This issue marks my last week at the Beacon. Once I submit my thesis next week I will also experience my last week as an undergraduate student. It’s been a busy three and a half years at Emerson, between studying abroad and internships and housing fiascos. Though hectic, I always told myself that this messiness, this feeling of being lost, this all-consuming anxiety, would all pay off. If I had a good GPA and took on as many internships as I possibly could, I would be fine.
That is not how things have turned out. Though I’ve been applying since mid-September, I find myself a week away from completing my degree without a full-time job lined up. Though I’ve been to countless interviews and forged multiple professional relationships, nothing has quite panned out. This is incredibly difficult for me because my whole life up to this point has been based around strict markers of success.
Life beyond academia is a bit more nebulous than the routine of classes. There are no deadlines aside from bills, no one to warn you when you’re about to flunk out. There is a certain weightlessness attached to graduation, and being untethered is unnerving. I’ve found myself growing more depressed and lethargic as the semester has rolled on. My life is not turning out how I thought it would, and more often than not, that is overwhelming.

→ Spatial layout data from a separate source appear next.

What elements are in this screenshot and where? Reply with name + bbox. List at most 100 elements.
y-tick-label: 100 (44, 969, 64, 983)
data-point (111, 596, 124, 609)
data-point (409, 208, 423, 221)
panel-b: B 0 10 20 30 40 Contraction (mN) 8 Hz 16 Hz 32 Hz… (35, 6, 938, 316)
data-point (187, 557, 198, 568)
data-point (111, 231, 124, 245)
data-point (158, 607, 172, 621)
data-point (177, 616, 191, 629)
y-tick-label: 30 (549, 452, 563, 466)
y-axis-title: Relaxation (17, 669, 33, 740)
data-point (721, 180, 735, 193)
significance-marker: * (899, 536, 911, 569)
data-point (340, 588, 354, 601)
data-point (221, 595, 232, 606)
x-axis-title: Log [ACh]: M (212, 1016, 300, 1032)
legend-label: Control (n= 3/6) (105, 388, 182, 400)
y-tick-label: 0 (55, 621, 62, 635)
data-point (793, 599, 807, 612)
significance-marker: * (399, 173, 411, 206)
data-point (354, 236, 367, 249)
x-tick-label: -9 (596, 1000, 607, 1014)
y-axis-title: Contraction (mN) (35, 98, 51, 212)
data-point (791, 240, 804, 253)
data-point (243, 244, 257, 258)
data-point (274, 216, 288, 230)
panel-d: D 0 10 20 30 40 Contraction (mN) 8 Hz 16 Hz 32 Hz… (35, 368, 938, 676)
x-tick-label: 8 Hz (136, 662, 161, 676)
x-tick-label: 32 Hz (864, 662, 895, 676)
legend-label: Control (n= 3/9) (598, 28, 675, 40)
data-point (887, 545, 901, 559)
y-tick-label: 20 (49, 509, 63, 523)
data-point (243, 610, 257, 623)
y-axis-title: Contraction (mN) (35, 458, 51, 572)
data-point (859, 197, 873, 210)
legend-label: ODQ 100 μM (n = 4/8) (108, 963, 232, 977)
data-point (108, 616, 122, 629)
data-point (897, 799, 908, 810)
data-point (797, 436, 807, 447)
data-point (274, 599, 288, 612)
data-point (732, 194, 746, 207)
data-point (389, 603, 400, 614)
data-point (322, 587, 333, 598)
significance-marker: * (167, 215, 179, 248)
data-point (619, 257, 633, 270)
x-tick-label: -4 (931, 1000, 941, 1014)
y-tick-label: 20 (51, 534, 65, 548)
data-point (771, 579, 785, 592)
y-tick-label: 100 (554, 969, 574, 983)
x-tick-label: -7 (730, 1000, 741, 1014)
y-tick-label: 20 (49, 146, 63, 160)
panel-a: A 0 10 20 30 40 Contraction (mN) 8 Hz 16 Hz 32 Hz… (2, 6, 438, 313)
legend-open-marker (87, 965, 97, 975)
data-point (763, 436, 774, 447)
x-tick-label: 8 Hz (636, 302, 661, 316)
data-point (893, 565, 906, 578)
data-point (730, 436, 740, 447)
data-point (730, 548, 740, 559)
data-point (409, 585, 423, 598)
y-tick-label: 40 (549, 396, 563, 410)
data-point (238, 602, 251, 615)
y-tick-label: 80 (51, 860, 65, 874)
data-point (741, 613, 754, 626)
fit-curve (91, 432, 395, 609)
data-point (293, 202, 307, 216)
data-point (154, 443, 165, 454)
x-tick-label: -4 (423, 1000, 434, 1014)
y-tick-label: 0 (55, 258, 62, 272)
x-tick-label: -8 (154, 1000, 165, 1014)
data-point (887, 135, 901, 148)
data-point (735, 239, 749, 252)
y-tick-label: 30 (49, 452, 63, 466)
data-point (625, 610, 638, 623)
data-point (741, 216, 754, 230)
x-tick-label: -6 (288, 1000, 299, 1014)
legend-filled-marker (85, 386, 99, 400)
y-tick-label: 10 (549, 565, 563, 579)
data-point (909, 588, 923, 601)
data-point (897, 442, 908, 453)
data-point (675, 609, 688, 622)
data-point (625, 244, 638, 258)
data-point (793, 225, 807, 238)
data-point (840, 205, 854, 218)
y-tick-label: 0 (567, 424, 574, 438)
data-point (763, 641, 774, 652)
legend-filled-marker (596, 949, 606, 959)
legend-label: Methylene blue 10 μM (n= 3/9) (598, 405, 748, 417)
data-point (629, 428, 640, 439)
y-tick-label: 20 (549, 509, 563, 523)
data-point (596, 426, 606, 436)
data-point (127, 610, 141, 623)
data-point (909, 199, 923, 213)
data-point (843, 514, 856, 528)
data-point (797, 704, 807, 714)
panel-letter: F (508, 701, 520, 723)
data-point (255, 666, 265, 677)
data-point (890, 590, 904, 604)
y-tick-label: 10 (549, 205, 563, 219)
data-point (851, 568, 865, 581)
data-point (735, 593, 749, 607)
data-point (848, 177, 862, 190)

Empirically, I know that everything will turn out fine. But it’s hard to tell myself that when students younger than me are nominated for Pushcart Prizes and friends are offered full-time gigs at studios where they interned. My self-assurances, at times, feel more like self-delusion.
There is no single answer, no one thing that will make the terror of the future go away. Yes, Toni Morrison published her novel at 40. But the fact of the matter is that I’m not Toni Morrison. Very few of us will be, and that’s difficult to accept. Still, we must. At a certain point, we must accept the uncertainty of our careers, our art, our loves. Aside from hard work and persistence, very little else we do has a direct impact on our futures. Luck is our sun, chance our north star.
As a 17-year-old heading to college, I could not foresee the ways in which my life would change. I could not know that I’d transfers schools and change majors, that I’d make friends who would save my life and fall out of touch with many more. Though I’m old enough to stop sneaking vodka from my parents’ fridge, I am still the same person who sat in the backseat of my mom’s Subaru, holding back tears and waving to my dogs.
I am trying to remind myself to be patient, even now. I squint my eyes tightly, scrunch up my nose, and pray for the winds to change. I think they will, eventually. I believe that there are brighter things coming down the line.